In 2012, the report on the application of the Audiovisual Media Services Directive (AVMSD) indicated that further investigations were necessary to assess the exposure of minors (<18) to commercial communications for alcoholic beverages. This study investigates this exposure on linear (TV) and non-linear (on-demand) audio-visual (AV) media services and other online services in the European Union (EU).
The study answered three research questions:
- How much alcohol advertising does an average minor watching linear audio-visual media services (i.e. television broadcasting) in the European Union (EU) see?
- How much alcohol advertising does an average minor see on non-linear audio-visual media services (i.e. on-demand audio-visual media services) and other online services in the EU?
- For audio-visual media services (both linear and non-linear) and other online services, what type of alcohol advertising does an average minor see in the EU? Are minors specifically targeted by alcohol advertising? In how far is alcohol advertising appealing to minors and how? In particular, in how far do the provisions of the AVMSD and their application afford the required level of protection?
As part of this study, a stakeholder review was organised to get feedback from key stakeholders on the preliminary findings.
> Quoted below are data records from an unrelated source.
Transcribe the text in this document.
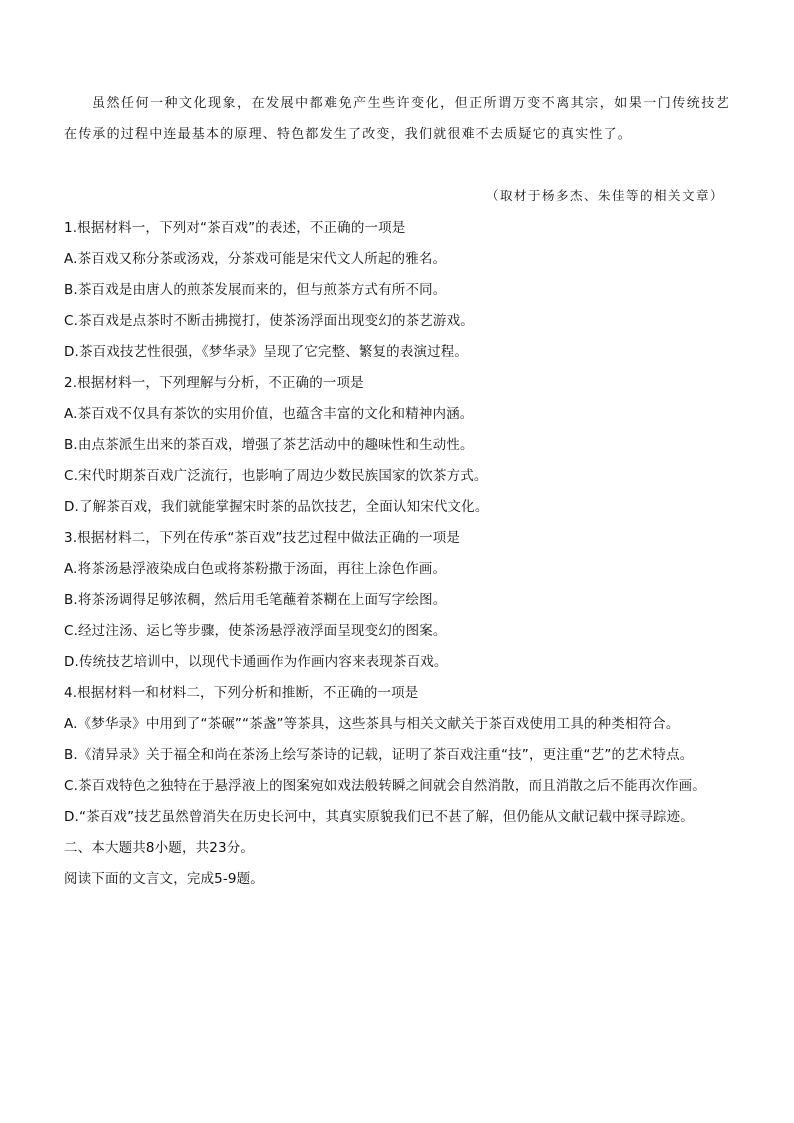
虽然任何一种文化现象，在发展中都难免产生些许变化，但正所谓万变不离其宗，如果一门传统技艺在传承的过程中连最基本的原理、特色都发生了改变，我们就很难不去质疑它的真实性了。

（取材于杨多杰、朱佳等的相关文章）

1.根据材料一，下列对“茶百戏”的表述，不正确的一项是

A.茶百戏又称分茶或汤戏，分茶戏可能是宋代文人所起的雅名。

B.茶百戏是由唐人的煎茶发展而来的，但与煎茶方式有所不同。

C.茶百戏是点茶时不断击拂搅打，使茶汤浮面出现变幻的茶艺游戏。

D.茶百戏技艺性很强，《梦华录》呈现了它完整、繁复的表演过程。

2.根据材料一，下列理解与分析，不正确的一项是

A.茶百戏不仅具有茶饮的实用价值，也蕴含丰富的文化和精神内涵。

B.由点茶派生出来的茶百戏，增强了茶艺活动中的趣味性和生动性。

C.宋代时期茶百戏广泛流行，也影响了周边少数民族国家的饮茶方式。

D.了解茶百戏，我们就能掌握宋时茶的品饮技艺，全面认知宋代文化。

3.根据材料二，下列在传承“茶百戏”技艺过程中做法正确的一项是

A.将茶汤悬浮液染成白色或将茶粉撒于汤面，再往上涂色作画。

B.将茶汤调得足够浓稠，然后用毛笔蘸着茶糊在上面写字绘图。

C.经过注汤、运匕等步骤，使茶汤悬浮液浮面呈现变幻的图案。

D.传统技艺培训中，以现代卡通画作为作画内容来表现茶百戏。

4.根据材料一和材料二，下列分析和推断，不正确的一项是

A.《梦华录》中用到了“茶碾”“茶盏”等茶具，这些茶具与相关文献关于茶百戏使用工具的种类相符合。

B.《清异录》关于福全和尚在茶汤上绘写茶诗的记载，证明了茶百戏注重“技”，更注重“艺”的艺术特点。

C.茶百戏特色之独特在于悬浮液上的图案宛如戏法般转瞬之间就会自然消散，而且消散之后不能再次作画。

D.“茶百戏”技艺虽然曾消失在历史长河中，其真实原貌我们已不甚了解，但仍能从文献记载中探寻踪迹。

二、本大题共8小题，共23分。

阅读下面的文言文，完成5-9题。
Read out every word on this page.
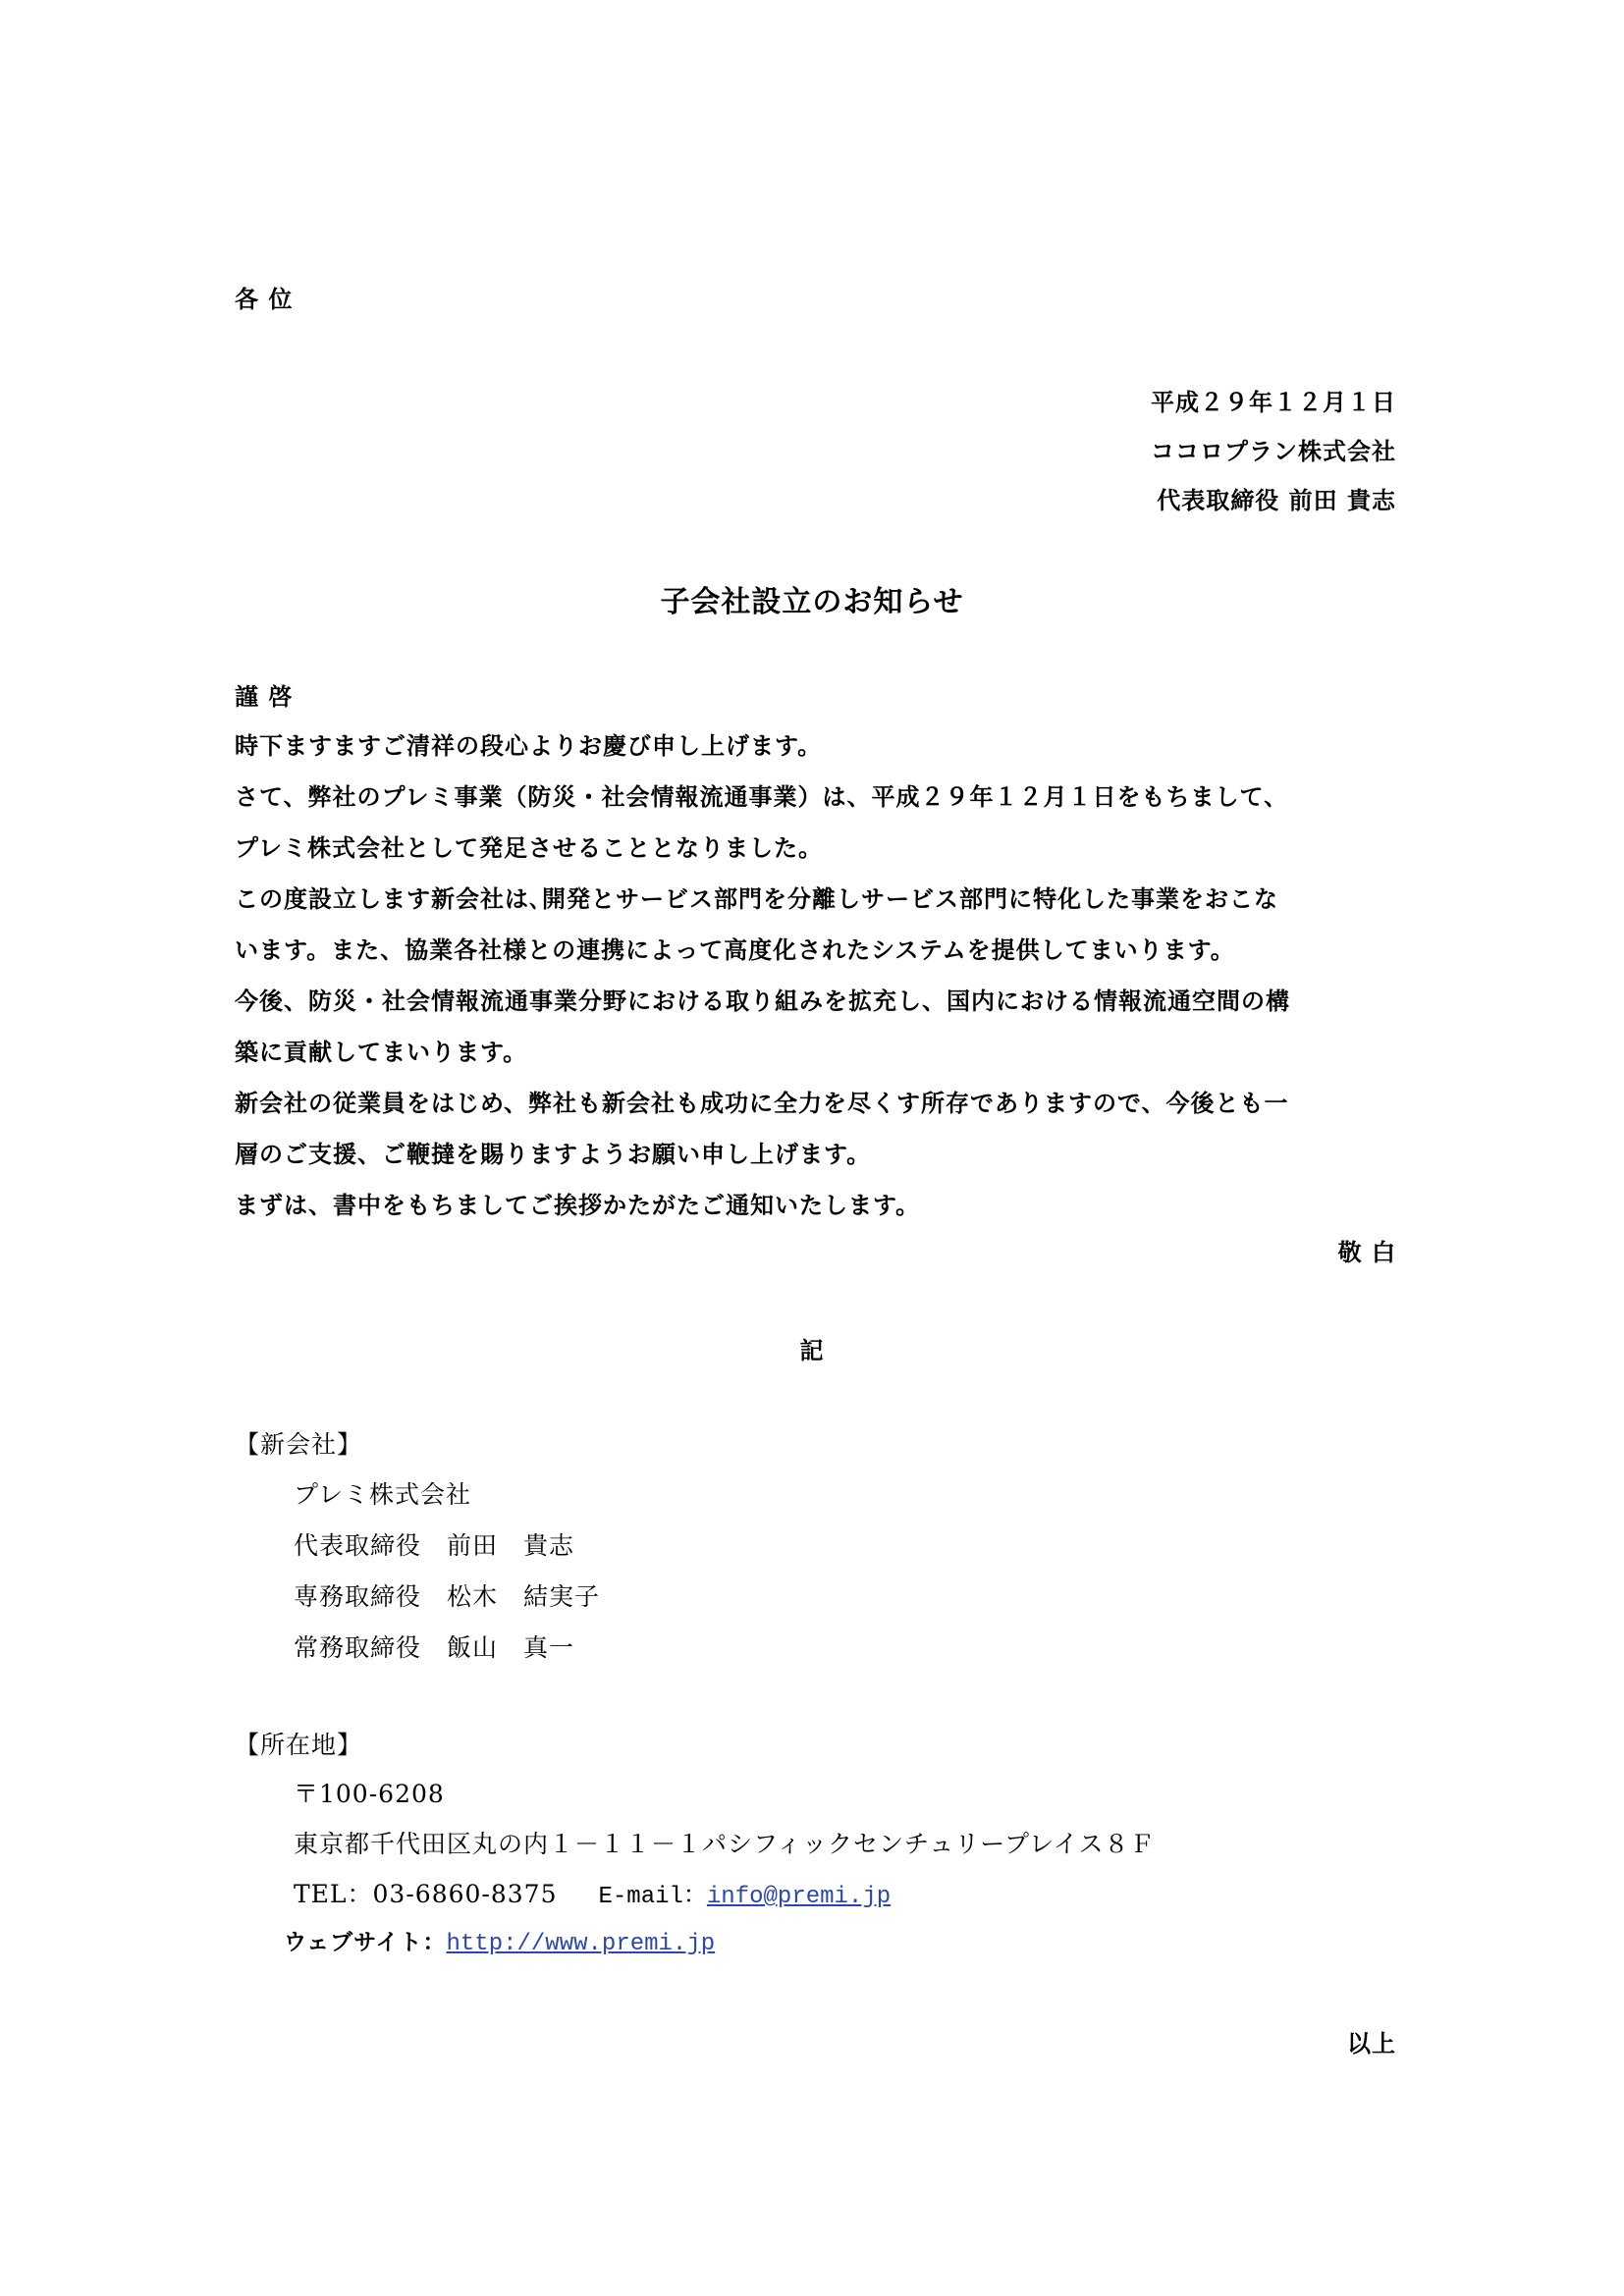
各 位
平成２９年１２月１日
ココロプラン株式会社
代表取締役 前田 貴志
子会社設立のお知らせ
謹 啓
時下ますますご清祥の段心よりお慶び申し上げます。
さて、弊社のプレミ事業（防災・社会情報流通事業）は、平成２９年１２月１日をもちまして、
プレミ株式会社として発足させることとなりました。
この度設立します新会社は､開発とサービス部門を分離しサービス部門に特化した事業をおこな
います。また、協業各社様との連携によって高度化されたシステムを提供してまいります。
今後、防災・社会情報流通事業分野における取り組みを拡充し、国内における情報流通空間の構
築に貢献してまいります。
新会社の従業員をはじめ、弊社も新会社も成功に全力を尽くす所存でありますので、今後とも一
層のご支援、ご鞭撻を賜りますようお願い申し上げます。
まずは、書中をもちましてご挨拶かたがたご通知いたします。
敬 白
記
【新会社】
プレミ株式会社
代表取締役　前田　貴志
専務取締役　松木　結実子
常務取締役　飯山　真一
【所在地】
〒100-6208
東京都千代田区丸の内１－１１－１パシフィックセンチュリープレイス８Ｆ
TEL：03-6860-8375 E-mail：info@premi.jp
ウェブサイト：http://www.premi.jp
以上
The study found that approximately 7.3% of the total number of alcohol impacts on linear AV media services in 2013 were seen by minors. In absolute terms this means that, on average, a minor saw 200 alcohol impacts, while an adult saw over 450. Online services and alcohol industry try to ensure minimal exposure through the implementation of measures and self-regulation, however, minors surveyed perceived a substantial level of exposure, while self-reported exposure increased with age and online activity. The study also found that the most common themes employed in alcohol advertisements include the association of alcohol with sociability and the depiction of drinking with humorous tones. Respectively, 87% and 63% of 90 analysed TV advertisements and 33 online alcohol advertisements contained at least one element that can be considered appealing to minors. In addition, we found that 25% of the analysed advertisements reflect at least one of the criteria described in the AVMSD.